Although Barbara Olson certainly did not know that her last conversation with her husband would be on a cell phone on a hijacked plane headed for the Pentagon (asking Ted, in her take-charge way, “What do I tell the pilot to do?”), she was well aware that the world had been changed by the threat of global terrorism, and that the Clinton White House had been particularly neglectful of the necessary preparations for protecting Americans from terrorist attacks. In the single most chilling paragraph of Final Days, when Olson tells the tale of Clinton’s first major corrupt pardon—of Puerto Rican terrorists, set free to buy votes for his wife’s senatorial campaign in New York—Olson provides what will likely be the most quoted sentence of Final Days: “Since the end of the Cold War, Soviet aggression had been replaced by a number of particularly venomous threats, from Timothy McVeigh to Osama bin Laden.”

Given the Clinton administration’s record of irresponsibility and neglect, one shudders to think about how Clinton would have handled the September 11 terror attacks. In addition to his continual reckless disregard for the law, Clinton has always shown a streak of disregard for, or ignorance of, history. When he journeyed to Vietnam in November 2000, the always lip-biting, apologetic president all too predictably equated the Soviet- and Chinese-backed Vietcong aggressors with the South Vietnamese and American resistance:

When we look back on it, the most important thing is that a lot of brave people fought and died in the North Vietnamese army, the Vietcong, and the South Vietnamese army and the United States army. . . . And the best thing we can do to honor the sacrifice and service of those who believed on both sides what they were doing was right, is to find a way to build a different future.

Fast-forward to twenty years from now.
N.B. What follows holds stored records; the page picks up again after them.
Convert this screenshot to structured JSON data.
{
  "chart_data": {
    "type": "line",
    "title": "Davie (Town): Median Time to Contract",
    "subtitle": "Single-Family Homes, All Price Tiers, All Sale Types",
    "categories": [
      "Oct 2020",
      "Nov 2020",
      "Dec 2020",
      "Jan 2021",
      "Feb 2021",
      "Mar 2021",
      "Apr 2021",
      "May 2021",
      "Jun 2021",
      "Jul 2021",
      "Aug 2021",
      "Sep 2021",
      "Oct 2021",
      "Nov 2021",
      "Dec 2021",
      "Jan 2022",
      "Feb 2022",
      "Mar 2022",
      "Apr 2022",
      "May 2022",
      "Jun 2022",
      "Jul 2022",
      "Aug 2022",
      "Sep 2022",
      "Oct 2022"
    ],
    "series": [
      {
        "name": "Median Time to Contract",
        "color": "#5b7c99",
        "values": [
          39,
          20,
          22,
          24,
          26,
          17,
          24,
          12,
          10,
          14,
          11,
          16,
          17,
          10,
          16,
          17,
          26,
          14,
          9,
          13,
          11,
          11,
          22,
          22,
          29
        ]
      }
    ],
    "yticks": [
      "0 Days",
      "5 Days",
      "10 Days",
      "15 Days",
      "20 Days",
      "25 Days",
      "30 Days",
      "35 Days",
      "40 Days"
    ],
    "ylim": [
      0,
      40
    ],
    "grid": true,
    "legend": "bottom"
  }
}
Will we hear President Clinton feeling the pain of al Qaeda ringleader Mohammed Atta and terrorist mastermind Osama bin Laden, both of whom clearly believe that the events of September 11 were part of a righteous jihad against the West in general and the United States in particular? He need only add some fake tears and lip-biting to his already-infamous November 7 speech at Georgetown University, in which Clinton created more attention for himself by trying to redefine—dilute, really—the word terrorism, thereby demeaning the lives lost in the September 11 atrocities. The former president proclaimed that America is “still paying a price today” for past injustices to blacks and Native Americans, and regaled the audience of a thousand young people with the following tasteless, irrelevant, and misleading assertion:

In the first Crusade, when the Christian soldiers took Jerusalem, they first burned a synagogue with 300 Jews in it and proceeded to kill every woman and child who was a Muslim on the Temple Mount. I can tell you that story is still being told today in the Middle East and we are still paying for it. . . . We need to reach out and engage the Muslim world in a debate.

Olson saw deeply into Clinton’s frightening mind when she wrote this compelling book. “In the mind of Bill Clinton,” Olson writes, “political considerations outweigh even life-and-death matters of great concern to his own law-enforcement officials, not to mention the nation.” Now that we know the fruits of his eight years of freeing Puerto Rican terrorists for political gain, spending 229 days in foreign nations for photo ops, ducking the law in his own country, enriching himself dishonestly, lying to the American people, and guaranteeing that only his own needs were served, we will never view Bill Clinton—or, alas, the presidency—in the same way again.

Let’s make sure that we don’t. Only then can we honestly say that Barbara Olson and the thousands of other victims of the September 11 attacks did not die in vain.

Kathryn Jean Lopez is an associate editor of National Review and editor of National Review Online (www.nationalreview.com).